Alloth · January 20, 2025, 10:12pm

Hello,

I’m trying to write a binary template that parses Microsoft’s PDB debug files. However, the format is paged, meaning a data stream of structures can be split across non-contiguous, fixed-size pages. I can coalesce the pages into a contiguous local uchar array, but I can’t do anything else with that.

I know you can FSeek inside a structure definition, but in this case I don’t know where exactly it will be split. Is there a way to get around this limitation?

Cheers,
Alloth

sweetscape · January 21, 2025, 3:27pm

Unfortunately, there is no easy way to handle this type of data in Binary Templates right now. We are planning on adding some extensions in the future to handle these types of files but we are still working on how it will operate. There is a template for Microsoft DOC files in the repository that works by assuming that the file is first defragmented (all the blocks put in order) and I’m not sure if PDB could use a similar technique. Another option could be to use a short script to write all the blocks in the PDB file to a temporary file in order, and then run a template on the temporary file. This is of course not ideal and we hope to have something to handle these types of files in not too long.

Graeme
SweetScape Software

Alloth · January 21, 2025, 6:04pm

It’s good to know that I wasn’t missing anything obvious and I look forward to this new functionality. Any time I write an encoder or decoder for a file format I like to create a corresponding template because 010’s interface is much nicer to look at than text dumps, and this is the first time I couldn’t figure out how to accomplish that. As for the defragmented temporary file, I think that’s my best option, but I’ll do that outside the editor as a pre-processing step.

k77 · May 4, 2025, 12:47pm

Hello - I ran into this problem recently. For now I am using a script to pre-process the file. The script appends all the non-contiguous segments onto the end of the file in a single contiguous block. ( same as the temp file approach really )

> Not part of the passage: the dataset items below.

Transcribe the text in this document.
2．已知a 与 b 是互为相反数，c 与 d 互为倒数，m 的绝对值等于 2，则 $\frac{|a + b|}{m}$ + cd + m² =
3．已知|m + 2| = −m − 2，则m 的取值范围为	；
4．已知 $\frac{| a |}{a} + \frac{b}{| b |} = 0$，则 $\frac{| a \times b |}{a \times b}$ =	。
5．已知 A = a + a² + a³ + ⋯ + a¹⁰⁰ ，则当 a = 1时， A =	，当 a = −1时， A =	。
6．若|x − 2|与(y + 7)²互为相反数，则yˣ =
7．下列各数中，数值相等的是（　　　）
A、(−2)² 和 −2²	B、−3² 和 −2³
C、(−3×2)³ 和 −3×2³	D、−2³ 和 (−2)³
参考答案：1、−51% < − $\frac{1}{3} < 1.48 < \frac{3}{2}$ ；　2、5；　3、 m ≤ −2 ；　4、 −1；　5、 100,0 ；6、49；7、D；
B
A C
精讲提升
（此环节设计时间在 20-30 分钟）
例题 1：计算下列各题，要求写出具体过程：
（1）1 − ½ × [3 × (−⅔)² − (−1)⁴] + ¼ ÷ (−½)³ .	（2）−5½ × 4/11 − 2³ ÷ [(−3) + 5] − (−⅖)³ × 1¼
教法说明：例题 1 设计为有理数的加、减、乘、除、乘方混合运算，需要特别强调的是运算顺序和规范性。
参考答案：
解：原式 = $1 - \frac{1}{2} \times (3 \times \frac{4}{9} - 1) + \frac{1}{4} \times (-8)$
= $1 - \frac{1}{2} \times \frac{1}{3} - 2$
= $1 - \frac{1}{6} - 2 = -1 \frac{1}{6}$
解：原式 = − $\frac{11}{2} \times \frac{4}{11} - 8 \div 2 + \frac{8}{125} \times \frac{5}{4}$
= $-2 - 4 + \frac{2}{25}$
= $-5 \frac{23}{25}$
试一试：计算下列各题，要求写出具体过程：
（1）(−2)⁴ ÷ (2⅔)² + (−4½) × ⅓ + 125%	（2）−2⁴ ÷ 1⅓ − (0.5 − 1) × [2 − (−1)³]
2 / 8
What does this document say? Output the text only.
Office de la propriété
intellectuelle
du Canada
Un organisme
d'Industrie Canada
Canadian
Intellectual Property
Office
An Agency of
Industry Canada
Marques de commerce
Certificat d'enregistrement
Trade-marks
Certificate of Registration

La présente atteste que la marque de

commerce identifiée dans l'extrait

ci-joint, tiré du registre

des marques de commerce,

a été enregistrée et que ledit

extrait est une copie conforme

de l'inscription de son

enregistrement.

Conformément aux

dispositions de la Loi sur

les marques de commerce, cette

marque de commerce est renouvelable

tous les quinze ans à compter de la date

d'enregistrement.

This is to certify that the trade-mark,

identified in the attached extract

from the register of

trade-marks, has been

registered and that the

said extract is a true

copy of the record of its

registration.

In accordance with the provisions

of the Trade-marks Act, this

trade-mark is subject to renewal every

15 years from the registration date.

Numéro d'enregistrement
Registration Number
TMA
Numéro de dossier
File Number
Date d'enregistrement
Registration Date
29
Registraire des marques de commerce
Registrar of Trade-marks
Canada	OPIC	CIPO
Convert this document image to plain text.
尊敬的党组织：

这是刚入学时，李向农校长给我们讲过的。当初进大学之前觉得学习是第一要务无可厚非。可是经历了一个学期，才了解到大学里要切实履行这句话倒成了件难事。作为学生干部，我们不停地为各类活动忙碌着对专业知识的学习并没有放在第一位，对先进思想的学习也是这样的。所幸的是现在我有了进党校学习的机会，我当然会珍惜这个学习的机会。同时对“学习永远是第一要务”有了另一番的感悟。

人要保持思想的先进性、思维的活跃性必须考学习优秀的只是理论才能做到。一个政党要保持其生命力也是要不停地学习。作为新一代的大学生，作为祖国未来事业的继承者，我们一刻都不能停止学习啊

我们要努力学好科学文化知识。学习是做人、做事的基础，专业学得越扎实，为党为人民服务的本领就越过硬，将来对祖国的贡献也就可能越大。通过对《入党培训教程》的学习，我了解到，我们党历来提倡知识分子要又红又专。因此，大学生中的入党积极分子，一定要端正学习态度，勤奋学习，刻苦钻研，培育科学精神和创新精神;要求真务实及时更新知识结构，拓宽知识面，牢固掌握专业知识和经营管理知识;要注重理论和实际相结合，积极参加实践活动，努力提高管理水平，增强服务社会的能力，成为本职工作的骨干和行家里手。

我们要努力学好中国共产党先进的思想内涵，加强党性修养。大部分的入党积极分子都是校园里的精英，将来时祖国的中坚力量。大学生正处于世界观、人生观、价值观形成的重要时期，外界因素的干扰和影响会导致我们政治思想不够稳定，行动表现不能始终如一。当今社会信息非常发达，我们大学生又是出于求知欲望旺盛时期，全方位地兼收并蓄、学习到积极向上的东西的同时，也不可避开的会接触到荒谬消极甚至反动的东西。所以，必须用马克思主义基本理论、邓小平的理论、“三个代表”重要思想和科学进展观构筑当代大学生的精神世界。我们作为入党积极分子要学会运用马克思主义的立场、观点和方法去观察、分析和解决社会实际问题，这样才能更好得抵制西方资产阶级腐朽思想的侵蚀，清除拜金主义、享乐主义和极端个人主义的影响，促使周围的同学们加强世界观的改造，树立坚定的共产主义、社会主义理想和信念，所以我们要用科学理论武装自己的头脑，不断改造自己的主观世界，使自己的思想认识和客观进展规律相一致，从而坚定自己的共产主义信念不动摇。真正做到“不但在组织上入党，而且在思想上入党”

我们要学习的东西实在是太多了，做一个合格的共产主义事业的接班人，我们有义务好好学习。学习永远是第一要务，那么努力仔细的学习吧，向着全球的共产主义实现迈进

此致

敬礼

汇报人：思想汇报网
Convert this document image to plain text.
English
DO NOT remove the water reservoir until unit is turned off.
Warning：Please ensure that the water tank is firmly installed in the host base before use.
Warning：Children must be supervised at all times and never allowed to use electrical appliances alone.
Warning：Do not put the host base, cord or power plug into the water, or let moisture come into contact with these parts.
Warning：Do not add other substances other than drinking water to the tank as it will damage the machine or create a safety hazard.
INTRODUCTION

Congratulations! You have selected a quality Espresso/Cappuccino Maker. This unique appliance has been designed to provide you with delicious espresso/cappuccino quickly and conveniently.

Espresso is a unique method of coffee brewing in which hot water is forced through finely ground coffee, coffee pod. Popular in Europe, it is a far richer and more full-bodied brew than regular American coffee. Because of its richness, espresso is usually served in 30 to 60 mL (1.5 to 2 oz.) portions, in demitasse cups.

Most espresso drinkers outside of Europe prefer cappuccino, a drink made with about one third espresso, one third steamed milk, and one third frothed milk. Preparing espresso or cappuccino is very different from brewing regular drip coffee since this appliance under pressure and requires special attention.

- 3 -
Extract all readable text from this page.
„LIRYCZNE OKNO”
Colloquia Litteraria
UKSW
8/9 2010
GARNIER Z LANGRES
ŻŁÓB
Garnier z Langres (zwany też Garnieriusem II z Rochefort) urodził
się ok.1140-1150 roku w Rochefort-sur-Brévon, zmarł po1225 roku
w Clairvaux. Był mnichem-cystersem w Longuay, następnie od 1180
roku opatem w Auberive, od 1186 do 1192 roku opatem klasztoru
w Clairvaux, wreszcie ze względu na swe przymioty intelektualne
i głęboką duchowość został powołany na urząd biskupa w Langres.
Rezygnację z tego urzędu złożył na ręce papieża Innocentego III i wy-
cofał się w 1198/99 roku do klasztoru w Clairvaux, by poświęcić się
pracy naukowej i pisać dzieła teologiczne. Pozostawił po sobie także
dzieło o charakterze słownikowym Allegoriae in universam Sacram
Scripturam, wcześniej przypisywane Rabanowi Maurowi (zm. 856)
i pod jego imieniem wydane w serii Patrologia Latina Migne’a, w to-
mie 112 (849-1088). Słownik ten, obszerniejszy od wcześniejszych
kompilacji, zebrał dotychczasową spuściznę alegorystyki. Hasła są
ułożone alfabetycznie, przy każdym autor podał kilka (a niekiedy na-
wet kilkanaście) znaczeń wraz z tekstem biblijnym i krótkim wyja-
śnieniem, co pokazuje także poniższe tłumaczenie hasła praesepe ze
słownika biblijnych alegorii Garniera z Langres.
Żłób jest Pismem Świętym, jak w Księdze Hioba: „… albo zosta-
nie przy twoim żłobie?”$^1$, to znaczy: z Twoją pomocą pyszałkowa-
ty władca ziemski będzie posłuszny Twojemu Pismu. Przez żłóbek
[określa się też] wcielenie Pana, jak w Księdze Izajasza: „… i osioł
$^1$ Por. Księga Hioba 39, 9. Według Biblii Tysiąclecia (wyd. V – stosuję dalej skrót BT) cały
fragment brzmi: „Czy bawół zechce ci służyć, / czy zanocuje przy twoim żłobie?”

Initially I was hoping I could read these blocks into a bytearray and then assign that memory to a struct… chat gippity thought it was possible, but I couldnt get it to work.

Cheers

sweetscape · May 6, 2025, 2:03pm

There is currently no way to do this right now, but we are planning on adding a way hopefully sometime later this year. Cheers!

Graeme
SweetScape Software

GLT · May 10, 2025, 2:36pm

I’ve been working with an object file format where non-contiguous structs or arrays might be useful for collecting disjoint data into a united view in the template results. I considered writing section descriptors and content to a temp file but after sketching out some code for that, I decided that it could get by with the fragmented but in-file-order template results.

Welcome to the forums, and thanks for helping to bring attention to this concept.